What’s the most important theme in David Makes Man that stands out to you?

The biggest theme that’s impactful for me on David Makes Man has to be growth is love and love is growth. It goes hand and hand, you have to love that you’re growing. You have to love that you’re changing. You can’t get stuck in one lane or one way, because if you do, you’re gonna miss a lot of things. You’re going to miss a lot of moments trying to hold onto what you built at whatever age. It’s okay to grow and as you bump your head, that’s part of the process.

Goals yourself as an artist at this point of your career?

My goal is to be as creative as possible, and knock on doors and open doors at the same time. I want to work with people that are ready to do some fun, cool, interesting things. I’m ready to tap into the energy that I feel. I’m now in a place where I can confidently say that I’m ready for whatever you put in front of me. I’m really there, I’m ready to do the work. I’m dedicated to the work, and I’m okay challenging myself. I don’t want to just entertain you or myself, I’m ready for the challenge.

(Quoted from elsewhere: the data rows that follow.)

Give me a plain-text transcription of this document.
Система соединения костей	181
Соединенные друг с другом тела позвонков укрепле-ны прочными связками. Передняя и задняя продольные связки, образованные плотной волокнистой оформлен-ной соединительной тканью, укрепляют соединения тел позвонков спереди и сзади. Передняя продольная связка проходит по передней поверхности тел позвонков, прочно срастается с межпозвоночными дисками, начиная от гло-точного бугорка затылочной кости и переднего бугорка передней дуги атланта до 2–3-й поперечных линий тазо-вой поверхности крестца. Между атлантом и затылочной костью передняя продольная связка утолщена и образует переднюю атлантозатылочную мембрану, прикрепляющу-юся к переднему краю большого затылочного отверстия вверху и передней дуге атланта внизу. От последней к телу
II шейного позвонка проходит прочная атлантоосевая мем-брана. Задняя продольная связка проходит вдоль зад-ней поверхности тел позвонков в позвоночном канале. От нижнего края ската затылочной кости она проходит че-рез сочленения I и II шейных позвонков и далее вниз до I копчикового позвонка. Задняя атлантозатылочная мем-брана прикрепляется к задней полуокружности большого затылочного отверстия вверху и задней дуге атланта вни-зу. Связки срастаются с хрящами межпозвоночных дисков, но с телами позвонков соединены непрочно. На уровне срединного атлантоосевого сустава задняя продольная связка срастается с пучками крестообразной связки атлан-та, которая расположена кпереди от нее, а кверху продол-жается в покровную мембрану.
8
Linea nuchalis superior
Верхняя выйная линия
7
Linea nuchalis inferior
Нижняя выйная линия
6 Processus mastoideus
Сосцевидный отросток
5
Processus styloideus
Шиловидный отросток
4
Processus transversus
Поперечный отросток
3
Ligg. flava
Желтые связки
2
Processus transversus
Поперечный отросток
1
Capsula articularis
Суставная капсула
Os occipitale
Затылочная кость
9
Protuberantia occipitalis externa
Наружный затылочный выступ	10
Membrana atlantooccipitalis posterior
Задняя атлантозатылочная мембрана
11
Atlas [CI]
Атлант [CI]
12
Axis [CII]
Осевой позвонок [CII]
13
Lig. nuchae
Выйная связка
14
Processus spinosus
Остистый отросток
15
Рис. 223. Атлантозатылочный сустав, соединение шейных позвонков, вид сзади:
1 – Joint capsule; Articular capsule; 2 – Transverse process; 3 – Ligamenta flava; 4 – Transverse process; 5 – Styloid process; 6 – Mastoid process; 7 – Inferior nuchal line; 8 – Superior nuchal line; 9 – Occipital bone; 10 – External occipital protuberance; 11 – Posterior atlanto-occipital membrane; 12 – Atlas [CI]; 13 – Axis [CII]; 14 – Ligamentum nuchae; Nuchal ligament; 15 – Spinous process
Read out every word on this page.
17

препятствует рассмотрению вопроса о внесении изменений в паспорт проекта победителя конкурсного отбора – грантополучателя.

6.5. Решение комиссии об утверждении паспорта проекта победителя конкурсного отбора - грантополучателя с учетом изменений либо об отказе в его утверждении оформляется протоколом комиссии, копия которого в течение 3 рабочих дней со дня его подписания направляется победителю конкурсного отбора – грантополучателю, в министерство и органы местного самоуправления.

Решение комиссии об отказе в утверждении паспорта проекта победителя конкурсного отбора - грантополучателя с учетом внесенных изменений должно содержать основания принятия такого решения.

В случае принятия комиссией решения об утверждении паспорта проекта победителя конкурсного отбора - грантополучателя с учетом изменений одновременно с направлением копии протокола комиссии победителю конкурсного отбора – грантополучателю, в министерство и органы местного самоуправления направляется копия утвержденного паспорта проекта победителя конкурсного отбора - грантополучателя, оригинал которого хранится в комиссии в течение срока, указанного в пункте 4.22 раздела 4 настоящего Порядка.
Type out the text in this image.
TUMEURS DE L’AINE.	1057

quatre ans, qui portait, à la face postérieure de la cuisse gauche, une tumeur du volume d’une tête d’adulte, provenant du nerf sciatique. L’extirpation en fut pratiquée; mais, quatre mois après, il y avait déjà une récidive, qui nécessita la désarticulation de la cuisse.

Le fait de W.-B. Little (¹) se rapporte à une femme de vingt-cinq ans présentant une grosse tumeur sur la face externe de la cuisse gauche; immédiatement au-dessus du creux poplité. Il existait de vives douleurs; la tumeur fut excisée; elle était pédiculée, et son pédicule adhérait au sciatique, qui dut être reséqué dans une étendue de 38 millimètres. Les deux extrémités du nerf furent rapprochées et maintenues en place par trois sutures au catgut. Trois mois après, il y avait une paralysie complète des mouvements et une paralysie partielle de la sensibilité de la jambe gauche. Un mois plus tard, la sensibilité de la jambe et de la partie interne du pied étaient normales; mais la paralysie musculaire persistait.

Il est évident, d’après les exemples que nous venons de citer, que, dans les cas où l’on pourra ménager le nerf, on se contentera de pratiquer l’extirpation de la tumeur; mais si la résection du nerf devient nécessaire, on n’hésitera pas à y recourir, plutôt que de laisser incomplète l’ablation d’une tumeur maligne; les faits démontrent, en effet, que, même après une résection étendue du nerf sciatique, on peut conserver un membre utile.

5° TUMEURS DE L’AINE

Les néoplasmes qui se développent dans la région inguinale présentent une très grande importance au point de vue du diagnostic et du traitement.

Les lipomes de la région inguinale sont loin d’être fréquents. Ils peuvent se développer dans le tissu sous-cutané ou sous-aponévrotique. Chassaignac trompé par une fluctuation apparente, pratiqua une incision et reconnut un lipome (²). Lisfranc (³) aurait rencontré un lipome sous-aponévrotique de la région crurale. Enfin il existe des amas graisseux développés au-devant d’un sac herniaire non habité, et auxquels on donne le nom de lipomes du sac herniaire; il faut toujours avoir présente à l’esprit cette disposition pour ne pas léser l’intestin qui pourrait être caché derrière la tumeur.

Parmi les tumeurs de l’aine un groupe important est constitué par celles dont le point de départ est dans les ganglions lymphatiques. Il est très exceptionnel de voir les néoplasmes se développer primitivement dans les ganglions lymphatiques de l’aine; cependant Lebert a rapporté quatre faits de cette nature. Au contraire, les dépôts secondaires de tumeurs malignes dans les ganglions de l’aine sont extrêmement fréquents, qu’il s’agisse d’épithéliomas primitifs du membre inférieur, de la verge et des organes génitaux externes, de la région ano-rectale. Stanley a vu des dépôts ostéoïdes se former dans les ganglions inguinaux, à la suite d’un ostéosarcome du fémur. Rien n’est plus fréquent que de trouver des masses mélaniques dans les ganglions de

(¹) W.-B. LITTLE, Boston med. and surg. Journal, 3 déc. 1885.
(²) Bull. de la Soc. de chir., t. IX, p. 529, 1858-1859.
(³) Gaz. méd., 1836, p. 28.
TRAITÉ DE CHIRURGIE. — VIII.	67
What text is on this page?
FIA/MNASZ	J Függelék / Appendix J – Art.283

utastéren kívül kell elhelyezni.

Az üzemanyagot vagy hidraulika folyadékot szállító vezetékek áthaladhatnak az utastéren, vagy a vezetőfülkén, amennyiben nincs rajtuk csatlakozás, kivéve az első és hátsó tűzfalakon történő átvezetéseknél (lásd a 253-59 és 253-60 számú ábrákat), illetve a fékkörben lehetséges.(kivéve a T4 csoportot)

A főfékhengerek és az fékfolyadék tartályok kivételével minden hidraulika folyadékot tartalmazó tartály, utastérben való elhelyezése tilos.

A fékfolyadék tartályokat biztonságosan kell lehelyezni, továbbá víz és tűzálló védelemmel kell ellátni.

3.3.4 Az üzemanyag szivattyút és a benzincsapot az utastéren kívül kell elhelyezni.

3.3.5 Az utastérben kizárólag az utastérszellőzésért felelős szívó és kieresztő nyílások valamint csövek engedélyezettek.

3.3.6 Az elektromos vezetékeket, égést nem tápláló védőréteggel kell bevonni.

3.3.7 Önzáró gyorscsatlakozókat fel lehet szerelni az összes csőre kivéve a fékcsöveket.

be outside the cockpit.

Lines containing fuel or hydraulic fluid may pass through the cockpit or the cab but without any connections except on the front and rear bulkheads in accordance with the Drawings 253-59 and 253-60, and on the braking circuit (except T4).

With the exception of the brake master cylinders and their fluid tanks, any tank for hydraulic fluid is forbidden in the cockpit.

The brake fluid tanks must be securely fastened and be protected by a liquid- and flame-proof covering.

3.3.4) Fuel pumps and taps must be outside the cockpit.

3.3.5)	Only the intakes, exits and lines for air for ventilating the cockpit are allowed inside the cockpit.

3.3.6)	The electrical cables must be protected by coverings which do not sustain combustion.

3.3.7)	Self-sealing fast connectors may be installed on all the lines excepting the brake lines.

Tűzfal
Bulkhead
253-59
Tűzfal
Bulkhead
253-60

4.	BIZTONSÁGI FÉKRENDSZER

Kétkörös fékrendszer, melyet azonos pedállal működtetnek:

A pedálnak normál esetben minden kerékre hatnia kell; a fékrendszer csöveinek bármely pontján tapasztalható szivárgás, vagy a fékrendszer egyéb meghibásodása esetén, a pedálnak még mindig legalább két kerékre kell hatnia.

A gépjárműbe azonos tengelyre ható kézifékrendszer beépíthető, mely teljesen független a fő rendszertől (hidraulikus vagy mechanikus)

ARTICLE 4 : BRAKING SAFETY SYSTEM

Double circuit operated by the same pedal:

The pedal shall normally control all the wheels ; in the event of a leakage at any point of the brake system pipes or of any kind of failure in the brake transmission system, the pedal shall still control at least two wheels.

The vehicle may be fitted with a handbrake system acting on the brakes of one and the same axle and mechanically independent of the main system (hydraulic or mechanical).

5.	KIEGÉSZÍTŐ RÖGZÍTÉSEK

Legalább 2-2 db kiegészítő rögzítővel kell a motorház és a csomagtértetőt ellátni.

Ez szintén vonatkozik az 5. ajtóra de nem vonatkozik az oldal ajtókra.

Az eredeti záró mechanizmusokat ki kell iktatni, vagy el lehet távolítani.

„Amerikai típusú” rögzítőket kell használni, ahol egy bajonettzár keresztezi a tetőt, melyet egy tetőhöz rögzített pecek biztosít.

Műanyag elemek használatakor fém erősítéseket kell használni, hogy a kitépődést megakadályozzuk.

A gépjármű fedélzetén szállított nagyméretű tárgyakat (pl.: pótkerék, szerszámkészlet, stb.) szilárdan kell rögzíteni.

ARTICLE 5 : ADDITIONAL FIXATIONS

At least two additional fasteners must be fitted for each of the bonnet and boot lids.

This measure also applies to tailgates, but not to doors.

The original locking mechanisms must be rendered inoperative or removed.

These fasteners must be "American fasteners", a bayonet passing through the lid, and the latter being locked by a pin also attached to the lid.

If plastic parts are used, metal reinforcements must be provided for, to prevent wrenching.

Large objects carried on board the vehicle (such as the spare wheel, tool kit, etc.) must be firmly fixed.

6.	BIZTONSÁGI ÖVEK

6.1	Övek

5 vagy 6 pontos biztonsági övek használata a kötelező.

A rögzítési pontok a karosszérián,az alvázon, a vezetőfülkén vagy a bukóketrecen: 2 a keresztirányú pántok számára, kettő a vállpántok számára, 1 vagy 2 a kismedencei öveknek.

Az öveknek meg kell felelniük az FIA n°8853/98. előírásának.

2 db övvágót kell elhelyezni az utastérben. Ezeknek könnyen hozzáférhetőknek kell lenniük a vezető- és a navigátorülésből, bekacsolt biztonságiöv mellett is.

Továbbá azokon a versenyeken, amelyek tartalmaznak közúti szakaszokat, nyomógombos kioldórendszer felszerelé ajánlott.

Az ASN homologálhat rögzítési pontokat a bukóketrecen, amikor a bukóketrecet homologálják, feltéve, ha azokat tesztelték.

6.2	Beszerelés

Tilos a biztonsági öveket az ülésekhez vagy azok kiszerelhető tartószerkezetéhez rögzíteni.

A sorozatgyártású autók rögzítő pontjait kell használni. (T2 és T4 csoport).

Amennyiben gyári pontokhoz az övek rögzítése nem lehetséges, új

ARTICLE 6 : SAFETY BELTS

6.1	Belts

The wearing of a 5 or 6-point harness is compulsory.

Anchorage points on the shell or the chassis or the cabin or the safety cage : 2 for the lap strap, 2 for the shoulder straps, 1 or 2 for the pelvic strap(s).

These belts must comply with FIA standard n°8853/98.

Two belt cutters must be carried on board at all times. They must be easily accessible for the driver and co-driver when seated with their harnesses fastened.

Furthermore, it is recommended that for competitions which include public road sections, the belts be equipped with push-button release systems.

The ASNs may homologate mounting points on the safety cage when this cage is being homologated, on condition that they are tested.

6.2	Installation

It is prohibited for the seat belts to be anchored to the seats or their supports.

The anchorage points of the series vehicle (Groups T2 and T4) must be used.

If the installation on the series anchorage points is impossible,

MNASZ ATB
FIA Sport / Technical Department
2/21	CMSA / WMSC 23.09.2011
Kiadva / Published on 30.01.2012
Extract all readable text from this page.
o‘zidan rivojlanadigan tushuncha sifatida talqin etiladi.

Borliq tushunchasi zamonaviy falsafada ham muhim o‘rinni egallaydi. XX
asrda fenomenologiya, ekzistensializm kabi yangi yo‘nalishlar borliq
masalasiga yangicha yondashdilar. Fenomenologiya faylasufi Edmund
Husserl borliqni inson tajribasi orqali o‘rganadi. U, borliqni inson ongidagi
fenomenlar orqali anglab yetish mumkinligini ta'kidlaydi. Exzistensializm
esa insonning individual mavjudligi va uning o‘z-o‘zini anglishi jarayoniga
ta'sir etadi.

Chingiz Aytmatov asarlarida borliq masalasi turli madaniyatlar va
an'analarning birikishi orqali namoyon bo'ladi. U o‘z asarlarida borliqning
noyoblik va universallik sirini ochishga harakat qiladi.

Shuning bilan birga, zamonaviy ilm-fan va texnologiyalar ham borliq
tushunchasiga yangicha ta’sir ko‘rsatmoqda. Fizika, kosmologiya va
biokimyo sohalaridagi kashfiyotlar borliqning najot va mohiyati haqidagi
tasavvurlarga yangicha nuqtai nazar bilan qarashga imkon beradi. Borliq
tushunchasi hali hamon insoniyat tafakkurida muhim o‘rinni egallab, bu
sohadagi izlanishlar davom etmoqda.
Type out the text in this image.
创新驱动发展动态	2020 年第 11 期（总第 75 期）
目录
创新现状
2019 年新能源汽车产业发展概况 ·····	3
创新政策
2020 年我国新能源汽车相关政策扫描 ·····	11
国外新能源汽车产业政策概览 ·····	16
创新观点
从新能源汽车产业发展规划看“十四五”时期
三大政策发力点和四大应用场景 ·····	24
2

Anything else you want to let us know?

As much as some people may see me as a new face, I’m not a new face at all. I’ve very much been here for quite a while doing my thing, which is where I’ve always liked to be. I don’t have to be in a rocket ship to the top, I don’t tread too low. I’m right where I’m supposed to be: growing, building, building bridges. I’ve been here. When you take notice, know that I’ve been here.

On David Makes Man, because visuals and representation are important. I love the fact that they allowed me to keep my locs in my hair as a police officer. The CROWN Act passed in real life, it’s not always reflected on screen. We have so many different representations of what Black is and can be on a show like David Makes Man, what love can be on a show like David Makes Man. I’m talking about our LGBTQ community, that’s the essence of what David Makes Man is. It’s not cookie-cutter, not middle of America. It’s a real reflection of what’s happening in the real world, what’s happening in people’s families and lives behind closed doors 24/7. If you are in tune and want to get a piece of that pie, by all means tune in. It’s a special show.